The Wall Street Journal ran an article today on the rising number of defaults and foreclosures in churches.
During this holiday season of hard times, not even houses of God have been spared. Some lenders believe more churches than ever have fallen behind on loans or defaulted this year. Some churches, and at least one company that specialized in church lending, have filed for bankruptcy. Church giving is down as much as 15% in some places, pastors and lenders report.
The financial problems are crimping a church building boom that began in the 1990s, when megachurches multiplied, turning many houses of worship into suburban social centers complete with bookstores, gyms and coffee bars. Lenders say mortgage applications are down, while some commercial lenders no longer see churches as a safe investment.
And therein we see the problem. Two things jump out at me. First, if churches are running their budget in such a way that a 15% drop in giving is putting them into receivership, that indicates that they are spending way too much money and not being terrible smart about their finances. Second, the reason these churches are in such trouble is that they are carrying way too much debt in an effort to keep up with the market. Church A has a kewl espresso bar, so we need one. Church B has a phat youth entertainment complex, so we need one. Thus we have these huge edifices with multi-million dollar mortgages that require a high level of cash flow every week to service their debt and pay the salaries and benefits of their staff. Bigger buildings=bigger budgets=more attendees=more paid staff=a need for more and more giving. Quite frankly simple Gospel preaching and teaching probably isn't going to generate enough interest to pay the mortgage, staff, utilities, etc so you are in a position to try to do something different to draw in people to put money in the plate.
Not every church is in this pickle.
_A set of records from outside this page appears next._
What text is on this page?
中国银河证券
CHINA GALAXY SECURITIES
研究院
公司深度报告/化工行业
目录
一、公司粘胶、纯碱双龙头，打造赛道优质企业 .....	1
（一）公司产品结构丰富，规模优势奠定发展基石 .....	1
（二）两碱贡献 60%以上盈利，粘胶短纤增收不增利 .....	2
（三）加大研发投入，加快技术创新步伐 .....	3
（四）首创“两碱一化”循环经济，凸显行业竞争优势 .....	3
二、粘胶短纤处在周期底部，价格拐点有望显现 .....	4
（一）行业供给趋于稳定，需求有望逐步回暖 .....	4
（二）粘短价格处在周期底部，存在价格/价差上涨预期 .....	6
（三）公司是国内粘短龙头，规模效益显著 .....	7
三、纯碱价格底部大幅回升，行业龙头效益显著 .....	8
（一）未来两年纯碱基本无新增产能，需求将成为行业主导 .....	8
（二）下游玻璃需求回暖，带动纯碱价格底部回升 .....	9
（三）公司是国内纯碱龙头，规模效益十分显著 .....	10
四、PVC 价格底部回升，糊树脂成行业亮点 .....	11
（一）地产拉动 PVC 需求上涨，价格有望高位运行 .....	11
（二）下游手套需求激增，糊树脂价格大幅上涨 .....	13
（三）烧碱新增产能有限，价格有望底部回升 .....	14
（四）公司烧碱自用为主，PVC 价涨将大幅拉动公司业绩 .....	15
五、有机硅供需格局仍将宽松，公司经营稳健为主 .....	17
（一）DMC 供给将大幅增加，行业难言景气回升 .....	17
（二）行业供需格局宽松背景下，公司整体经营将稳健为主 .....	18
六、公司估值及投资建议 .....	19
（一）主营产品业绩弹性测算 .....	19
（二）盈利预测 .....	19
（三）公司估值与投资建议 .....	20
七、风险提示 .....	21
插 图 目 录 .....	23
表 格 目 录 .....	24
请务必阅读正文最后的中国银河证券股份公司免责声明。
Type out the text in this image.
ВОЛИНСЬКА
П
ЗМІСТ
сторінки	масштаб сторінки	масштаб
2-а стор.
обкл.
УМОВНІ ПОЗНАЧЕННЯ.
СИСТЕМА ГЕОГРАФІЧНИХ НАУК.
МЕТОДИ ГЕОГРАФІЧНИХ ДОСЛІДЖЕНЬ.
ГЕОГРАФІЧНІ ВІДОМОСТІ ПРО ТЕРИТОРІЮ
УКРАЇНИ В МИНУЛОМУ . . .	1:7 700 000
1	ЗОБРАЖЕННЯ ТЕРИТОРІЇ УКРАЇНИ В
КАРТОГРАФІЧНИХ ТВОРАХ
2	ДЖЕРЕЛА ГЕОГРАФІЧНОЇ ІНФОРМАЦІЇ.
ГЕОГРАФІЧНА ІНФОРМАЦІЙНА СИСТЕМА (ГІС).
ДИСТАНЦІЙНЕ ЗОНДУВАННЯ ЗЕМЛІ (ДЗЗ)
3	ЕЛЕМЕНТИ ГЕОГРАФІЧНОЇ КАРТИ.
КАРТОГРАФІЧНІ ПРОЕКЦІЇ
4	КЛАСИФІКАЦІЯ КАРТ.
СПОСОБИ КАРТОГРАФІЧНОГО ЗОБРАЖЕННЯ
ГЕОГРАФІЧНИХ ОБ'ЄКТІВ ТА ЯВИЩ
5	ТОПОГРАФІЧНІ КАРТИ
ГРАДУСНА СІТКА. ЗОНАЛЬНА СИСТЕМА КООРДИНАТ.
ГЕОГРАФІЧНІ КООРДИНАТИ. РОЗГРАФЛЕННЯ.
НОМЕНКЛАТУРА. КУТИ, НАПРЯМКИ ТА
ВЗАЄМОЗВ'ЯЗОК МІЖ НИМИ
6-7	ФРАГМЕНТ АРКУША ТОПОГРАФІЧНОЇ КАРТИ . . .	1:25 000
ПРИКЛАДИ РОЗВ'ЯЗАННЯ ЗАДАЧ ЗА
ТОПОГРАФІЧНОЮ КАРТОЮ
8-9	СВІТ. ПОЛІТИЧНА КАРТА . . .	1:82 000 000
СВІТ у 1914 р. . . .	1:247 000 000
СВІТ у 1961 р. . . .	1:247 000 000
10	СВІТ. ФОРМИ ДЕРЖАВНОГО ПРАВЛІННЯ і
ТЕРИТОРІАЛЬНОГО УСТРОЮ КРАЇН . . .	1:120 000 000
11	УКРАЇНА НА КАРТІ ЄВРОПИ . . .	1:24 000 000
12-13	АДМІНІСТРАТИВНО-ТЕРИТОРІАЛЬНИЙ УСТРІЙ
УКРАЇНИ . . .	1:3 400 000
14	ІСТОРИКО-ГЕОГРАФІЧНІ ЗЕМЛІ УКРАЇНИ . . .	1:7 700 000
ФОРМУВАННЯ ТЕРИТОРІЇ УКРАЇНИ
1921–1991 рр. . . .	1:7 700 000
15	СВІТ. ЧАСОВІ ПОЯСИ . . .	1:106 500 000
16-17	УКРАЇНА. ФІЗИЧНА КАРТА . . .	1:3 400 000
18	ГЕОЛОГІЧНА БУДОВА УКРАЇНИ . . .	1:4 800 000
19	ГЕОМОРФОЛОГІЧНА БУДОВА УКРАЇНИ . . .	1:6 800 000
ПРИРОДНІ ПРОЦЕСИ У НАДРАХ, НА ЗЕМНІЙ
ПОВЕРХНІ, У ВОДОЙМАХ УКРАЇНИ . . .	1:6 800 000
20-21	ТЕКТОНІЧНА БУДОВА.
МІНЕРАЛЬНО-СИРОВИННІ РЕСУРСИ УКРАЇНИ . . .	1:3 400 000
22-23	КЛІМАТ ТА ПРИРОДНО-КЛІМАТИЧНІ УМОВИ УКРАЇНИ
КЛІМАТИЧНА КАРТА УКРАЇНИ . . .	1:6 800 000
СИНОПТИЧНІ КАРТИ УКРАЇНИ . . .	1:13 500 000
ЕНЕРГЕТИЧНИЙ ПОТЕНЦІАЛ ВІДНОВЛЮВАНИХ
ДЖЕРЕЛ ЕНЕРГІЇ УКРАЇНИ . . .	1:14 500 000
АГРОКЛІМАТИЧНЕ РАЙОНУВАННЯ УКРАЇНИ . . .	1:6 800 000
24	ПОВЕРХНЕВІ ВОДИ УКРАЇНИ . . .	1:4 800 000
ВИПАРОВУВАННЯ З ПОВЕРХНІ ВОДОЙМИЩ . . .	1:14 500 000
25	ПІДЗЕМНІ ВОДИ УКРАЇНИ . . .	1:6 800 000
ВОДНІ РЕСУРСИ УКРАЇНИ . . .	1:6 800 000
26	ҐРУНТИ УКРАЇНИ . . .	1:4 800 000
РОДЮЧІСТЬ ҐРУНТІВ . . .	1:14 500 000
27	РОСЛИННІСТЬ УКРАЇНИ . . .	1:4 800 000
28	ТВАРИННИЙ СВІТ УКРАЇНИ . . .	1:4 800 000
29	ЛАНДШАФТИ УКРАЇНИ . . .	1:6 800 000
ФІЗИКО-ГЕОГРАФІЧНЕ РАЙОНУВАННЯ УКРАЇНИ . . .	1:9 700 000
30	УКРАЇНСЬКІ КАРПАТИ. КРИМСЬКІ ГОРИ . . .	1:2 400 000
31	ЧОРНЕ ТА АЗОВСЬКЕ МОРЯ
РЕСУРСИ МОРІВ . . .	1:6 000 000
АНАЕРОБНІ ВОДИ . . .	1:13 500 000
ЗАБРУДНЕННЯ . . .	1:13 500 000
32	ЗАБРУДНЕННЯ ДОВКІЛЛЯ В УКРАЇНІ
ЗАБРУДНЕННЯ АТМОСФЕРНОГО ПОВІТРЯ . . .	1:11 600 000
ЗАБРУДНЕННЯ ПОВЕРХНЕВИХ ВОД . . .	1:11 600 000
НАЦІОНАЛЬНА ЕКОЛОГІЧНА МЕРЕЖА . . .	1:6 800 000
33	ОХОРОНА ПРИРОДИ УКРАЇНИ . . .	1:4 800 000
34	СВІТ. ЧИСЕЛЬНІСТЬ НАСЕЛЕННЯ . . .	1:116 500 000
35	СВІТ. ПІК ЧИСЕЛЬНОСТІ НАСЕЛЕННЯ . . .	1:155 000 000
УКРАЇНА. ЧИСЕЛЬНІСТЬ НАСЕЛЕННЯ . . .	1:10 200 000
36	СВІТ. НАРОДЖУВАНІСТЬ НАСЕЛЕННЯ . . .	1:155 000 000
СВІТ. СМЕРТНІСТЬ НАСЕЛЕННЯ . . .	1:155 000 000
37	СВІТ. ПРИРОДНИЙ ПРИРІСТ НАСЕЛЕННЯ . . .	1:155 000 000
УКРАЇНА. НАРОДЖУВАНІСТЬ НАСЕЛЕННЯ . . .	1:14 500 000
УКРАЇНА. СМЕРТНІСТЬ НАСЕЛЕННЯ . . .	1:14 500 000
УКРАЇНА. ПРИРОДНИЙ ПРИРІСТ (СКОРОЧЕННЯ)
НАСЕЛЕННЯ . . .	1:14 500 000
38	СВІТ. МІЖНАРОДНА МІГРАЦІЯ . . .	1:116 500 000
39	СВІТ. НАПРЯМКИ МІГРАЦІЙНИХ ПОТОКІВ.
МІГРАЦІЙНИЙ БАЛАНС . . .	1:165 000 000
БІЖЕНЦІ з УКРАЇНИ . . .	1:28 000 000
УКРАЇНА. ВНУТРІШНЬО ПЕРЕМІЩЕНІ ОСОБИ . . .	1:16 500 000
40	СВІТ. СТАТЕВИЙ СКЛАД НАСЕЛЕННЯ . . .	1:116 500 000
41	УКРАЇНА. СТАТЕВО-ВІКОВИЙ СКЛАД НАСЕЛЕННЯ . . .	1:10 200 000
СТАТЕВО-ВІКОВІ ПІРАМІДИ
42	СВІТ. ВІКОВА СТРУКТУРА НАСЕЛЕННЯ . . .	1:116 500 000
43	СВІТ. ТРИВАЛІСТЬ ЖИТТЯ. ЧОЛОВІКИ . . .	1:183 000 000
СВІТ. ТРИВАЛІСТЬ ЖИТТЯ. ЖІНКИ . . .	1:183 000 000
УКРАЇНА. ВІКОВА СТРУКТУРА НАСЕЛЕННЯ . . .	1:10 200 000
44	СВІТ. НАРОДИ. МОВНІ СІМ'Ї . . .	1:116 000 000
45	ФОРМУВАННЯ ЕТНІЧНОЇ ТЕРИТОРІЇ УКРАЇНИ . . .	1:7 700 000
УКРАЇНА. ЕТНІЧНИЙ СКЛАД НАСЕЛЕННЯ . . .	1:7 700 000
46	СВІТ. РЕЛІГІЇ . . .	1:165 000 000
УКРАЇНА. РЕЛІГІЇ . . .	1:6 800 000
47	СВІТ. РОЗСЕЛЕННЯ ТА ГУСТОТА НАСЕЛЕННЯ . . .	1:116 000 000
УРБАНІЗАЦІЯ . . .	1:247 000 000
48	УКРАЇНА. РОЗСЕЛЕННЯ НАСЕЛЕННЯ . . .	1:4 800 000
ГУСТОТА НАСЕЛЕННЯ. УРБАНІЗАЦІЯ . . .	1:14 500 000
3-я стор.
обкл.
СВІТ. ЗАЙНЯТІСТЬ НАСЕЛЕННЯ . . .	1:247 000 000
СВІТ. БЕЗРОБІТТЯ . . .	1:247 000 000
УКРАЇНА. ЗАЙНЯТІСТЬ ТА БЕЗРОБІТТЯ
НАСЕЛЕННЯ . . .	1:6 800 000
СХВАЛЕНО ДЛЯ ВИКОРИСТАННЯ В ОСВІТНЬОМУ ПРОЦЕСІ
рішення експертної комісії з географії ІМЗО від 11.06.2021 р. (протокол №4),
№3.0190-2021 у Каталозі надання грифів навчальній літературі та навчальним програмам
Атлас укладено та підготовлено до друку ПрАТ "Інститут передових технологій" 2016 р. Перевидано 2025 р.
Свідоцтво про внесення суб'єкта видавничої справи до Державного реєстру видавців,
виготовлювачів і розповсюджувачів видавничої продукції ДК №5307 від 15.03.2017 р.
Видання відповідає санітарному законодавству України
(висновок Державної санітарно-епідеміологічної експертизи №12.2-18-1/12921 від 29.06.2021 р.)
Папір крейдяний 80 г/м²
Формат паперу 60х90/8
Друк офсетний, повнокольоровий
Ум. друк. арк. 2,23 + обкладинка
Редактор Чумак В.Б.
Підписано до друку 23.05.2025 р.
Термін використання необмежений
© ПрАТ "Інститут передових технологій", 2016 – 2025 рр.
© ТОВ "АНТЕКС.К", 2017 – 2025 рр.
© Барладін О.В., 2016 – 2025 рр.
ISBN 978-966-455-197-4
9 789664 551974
I would have guessed that most mid- and small- sized congregations worship in older buildings that are paid for, and the numbers provided by the WSJ bear that out...
Churches were long considered good credit risks, lenders say. Weekly collections tend to be steady, even during recessions, and churches feel a moral tug to pay debts. Most of the nation's 335,000 churches carry little or no mortgage debt, and are based in buildings that were paid off long ago.
But some churches, especially those not affiliated with major denominations, borrowed briskly to build or expand in recent years. Spending on construction of houses of worship rose to $6.2 billion in 2007 from $3.8 billion in 1997, according to the U.S. Census. Now, churches are seeing congregants lose jobs and savings.
The 125-year-old Mount Calvary Missionary Baptist Church, of Jacksonville, Fla., borrowed about $2.6 million in 2002 to add a new education wing, reflecting pool and tower. In addition, the church's 1,200 members pledged $1 million to the building campaign, but two-thirds of that money was never actually donated, according to the church's pastor, the Rev. John Allen Newman.
A quarter of the congregants soon stopped attending church, says Mr. Newman, so weekly collections started to dwindle. He and the church leaders cut staff and electricity use to save costs, but in January, facing a foreclosure judgment of $3.3 million, the church filed for bankruptcy protection. Mr. Newman says the church hopes to settle its debts and emerge from bankruptcy proceedings in the coming months.
I would suggest that with a few exceptions you are more likely to hear the Gospel preached in a small church without a mortgage than you are in a huge church with a $5 million note. Where in Acts 2:42 do we see the church spending $2.6 million on an education wing, a tower and a reflecting pool? The church mentioned, Mt. Calvary Baptist, went into bankruptcy proceedings after defaulting on a $3.3 million note. From a former banker standpoint, what do you do with a multi-million church facility that you suddenly own? It is pretty hard to shed those assets. It is hard enough to resell a foreclosed house, much less a multi-million dollar church in an environment where nobody is lending millions of dollars to buy a church. When you need to service a $3 million debt, you need a ton of money in giving every week and it goes without saying that many of those giving are not Christians in these huge churches, so when the times get tough they go find their entertainment somewhere else and the church (and the bank) are left with a mortgage that cannot be paid.
When you begin running and marketing your church like a corporation you are inevitably going to have the same problems as corporations: competition, market cycles, constant restructuring. If you want to be a CEO, you go to business school and work your way up the corporate ladder, but that is not the model of ministry we see in the New Testament. We have lost sight of the purpose of the church and in doing so have become indistinguishable for the world we are trying to evangelize.